The top five types of cycling injuries and how they present:

  1. Patellofemoral pain: This is pain typically in the front of the knee. Swelling and crepitus (creaking sound in the knee) often accompany the pain. The pain is most commonly noticed with prolonged sitting, squatting or bending, or when ascending or descending stairs

  2. Illiotibial band syndrome: This is pain typically on the outside of the knee. It can feel like burning or sharp pain or stiffness in the hip or knee. Typical symptoms are pain walking following a bike ride (possibly even limping), difficulty exerting force while cycling, especially uphill, and pain with sit to stand.

  3. Lumbar spine pain:Lower back pain in cyclists is very non-specific. This type of pain can feel achy or sharp, and like soreness, tiredness or discomfort. It can be located on both sides or just one side. Often, people complain of pain with transitions off the bike or with bending or lifting. Lower back pain is a result of prolonged flexion (bending forward).

  4. Cervical spine pain:Neck pain is more common in touring cyclists than in professional cyclists. Symptoms are often non-specific but can include headaches, aching, pain in one or both shoulders, increased trigger points and even difficulty holding up your head.

  5. Compression syndromes:There are a few types of compression syndromes (ulnar nerve in wrist and pudendal nerve in pelvis). Compression injuries typically present with numbness and tingling, and sometimes weakness. The exact places symptoms occur are based on where the nerve is being compressed.

Okay so now that you know what the overuse injuries are, what can you do about them?

The very first thing to do is to get a bike fit.Whether you are new to cycling or have been on a bike for years, a proper bike fit makes all the difference in the world. A bike fit is not when you buy a bike and someone makes sure it fits you – there is much more to it than that! You will need to make an appointment. In Atlanta, we are very lucky to have great bike fitters. If you need a recommendation, please reach out to us!

A proper bike fit professional will spend anywhere from 1.5-2.5 hours with you and your bike making sure you are comfortable on your bike and that your bike is fit based on your goals. A bike fit can be very different for someone racing as opposed to someone who wants to ride for exercise. Your bike fitter should ask you about your medical and injury history and make adjustments for any pain or previous injuries if they impact your riding. Remember, a bike fit is fluid, so if you leave and after a couple of rides aren’t feeling comfortable, reach out to the person that fit you so you can get it  right.

Once you have been fit, if you are still having pain consider your training. Have you done too much too quickly? Did you ride too hard for too many days in a row? Are you taking rest breaks? Do you cross train? Are you getting enough sleep? Are you stressed out at work? These are all important questions that you need to ask yourself if you are injured.
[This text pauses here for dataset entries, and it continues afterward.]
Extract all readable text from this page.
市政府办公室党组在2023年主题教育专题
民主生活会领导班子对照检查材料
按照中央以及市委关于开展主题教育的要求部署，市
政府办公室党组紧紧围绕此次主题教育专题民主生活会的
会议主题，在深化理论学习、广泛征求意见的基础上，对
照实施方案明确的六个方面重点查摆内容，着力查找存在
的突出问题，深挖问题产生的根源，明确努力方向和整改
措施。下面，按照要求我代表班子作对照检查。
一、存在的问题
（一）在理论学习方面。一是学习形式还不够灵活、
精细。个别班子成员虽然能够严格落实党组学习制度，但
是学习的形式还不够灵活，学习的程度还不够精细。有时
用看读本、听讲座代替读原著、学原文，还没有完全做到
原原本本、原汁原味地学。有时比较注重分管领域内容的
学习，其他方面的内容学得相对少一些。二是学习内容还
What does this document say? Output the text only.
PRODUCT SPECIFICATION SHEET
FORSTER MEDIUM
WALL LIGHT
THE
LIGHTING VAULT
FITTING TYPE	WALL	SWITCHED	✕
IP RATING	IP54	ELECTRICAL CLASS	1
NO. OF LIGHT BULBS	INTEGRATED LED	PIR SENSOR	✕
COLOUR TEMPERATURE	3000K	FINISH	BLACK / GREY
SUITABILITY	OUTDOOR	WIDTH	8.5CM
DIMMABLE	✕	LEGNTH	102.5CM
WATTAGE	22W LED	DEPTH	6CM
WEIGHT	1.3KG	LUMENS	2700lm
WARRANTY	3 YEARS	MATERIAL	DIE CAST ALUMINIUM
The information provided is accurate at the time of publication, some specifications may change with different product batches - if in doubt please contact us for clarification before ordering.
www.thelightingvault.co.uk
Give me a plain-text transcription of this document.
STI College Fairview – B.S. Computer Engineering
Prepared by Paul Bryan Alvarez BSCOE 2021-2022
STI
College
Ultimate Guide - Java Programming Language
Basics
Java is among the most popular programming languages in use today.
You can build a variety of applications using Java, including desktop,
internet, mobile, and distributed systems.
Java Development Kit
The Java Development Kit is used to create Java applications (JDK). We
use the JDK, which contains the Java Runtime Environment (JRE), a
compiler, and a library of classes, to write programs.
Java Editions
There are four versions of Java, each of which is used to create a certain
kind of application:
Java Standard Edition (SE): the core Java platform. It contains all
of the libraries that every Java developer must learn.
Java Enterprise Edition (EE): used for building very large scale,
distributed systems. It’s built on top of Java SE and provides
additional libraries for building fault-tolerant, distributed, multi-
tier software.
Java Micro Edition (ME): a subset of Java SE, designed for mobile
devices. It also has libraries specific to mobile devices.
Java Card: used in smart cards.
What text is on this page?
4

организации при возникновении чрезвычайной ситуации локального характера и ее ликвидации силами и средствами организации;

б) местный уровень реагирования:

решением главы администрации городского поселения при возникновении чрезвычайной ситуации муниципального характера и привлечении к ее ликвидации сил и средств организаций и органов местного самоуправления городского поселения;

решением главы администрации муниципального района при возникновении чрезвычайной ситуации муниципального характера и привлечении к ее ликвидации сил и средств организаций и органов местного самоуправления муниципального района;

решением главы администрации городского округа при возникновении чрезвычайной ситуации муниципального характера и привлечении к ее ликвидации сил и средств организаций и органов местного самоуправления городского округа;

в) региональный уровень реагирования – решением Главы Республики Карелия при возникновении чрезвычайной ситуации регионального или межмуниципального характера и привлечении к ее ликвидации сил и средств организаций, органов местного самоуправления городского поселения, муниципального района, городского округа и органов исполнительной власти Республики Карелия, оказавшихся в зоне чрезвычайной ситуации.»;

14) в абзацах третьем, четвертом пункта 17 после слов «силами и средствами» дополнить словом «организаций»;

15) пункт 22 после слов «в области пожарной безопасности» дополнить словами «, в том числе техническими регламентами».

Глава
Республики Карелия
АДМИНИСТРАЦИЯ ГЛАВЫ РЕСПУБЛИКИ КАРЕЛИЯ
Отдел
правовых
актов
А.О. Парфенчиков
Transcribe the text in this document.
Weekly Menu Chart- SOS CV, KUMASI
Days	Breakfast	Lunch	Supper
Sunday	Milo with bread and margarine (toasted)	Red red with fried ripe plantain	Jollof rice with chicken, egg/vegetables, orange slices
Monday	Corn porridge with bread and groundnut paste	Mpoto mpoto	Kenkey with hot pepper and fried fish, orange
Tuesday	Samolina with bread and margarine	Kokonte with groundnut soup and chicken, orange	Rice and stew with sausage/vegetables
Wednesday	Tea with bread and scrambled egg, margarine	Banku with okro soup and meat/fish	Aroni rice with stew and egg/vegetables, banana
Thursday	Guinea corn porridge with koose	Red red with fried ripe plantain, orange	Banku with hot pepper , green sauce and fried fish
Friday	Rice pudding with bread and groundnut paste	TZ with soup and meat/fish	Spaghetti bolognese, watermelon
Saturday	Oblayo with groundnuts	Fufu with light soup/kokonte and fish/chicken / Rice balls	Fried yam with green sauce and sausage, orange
Lastly, if it is not your equipment and it is not your training, then it is time to see a physical Therapist. As physical therapists, it is our goal to keep athletes participating in what they love. If you are a cyclist, make sure you find a physical therapist that understands your sport. When it comes to cycling, your therapist should not only understand what your body is required to do on a bike but also should understand the typical training requirements, equipment, components of a bike and bike fit. Your therapist doesn’t have to necessarily do bike fits but should understand what goes into them so he or she can communicate with the specialists that do.

Therapists will assess your movement patterns, strength and flexibility. They should look at you in functional positions, such as squatting with your arms elevated, on your hands and knees and on the table. If they find impairments in soft tissue (muscles or fascia), joints or nerves, they will need to do some kind of manual therapy (meaning put their hands on you) to help fix the problem. They will also give you stretches and exercises in conjunction with the hands-on work to maintain and promote your progress.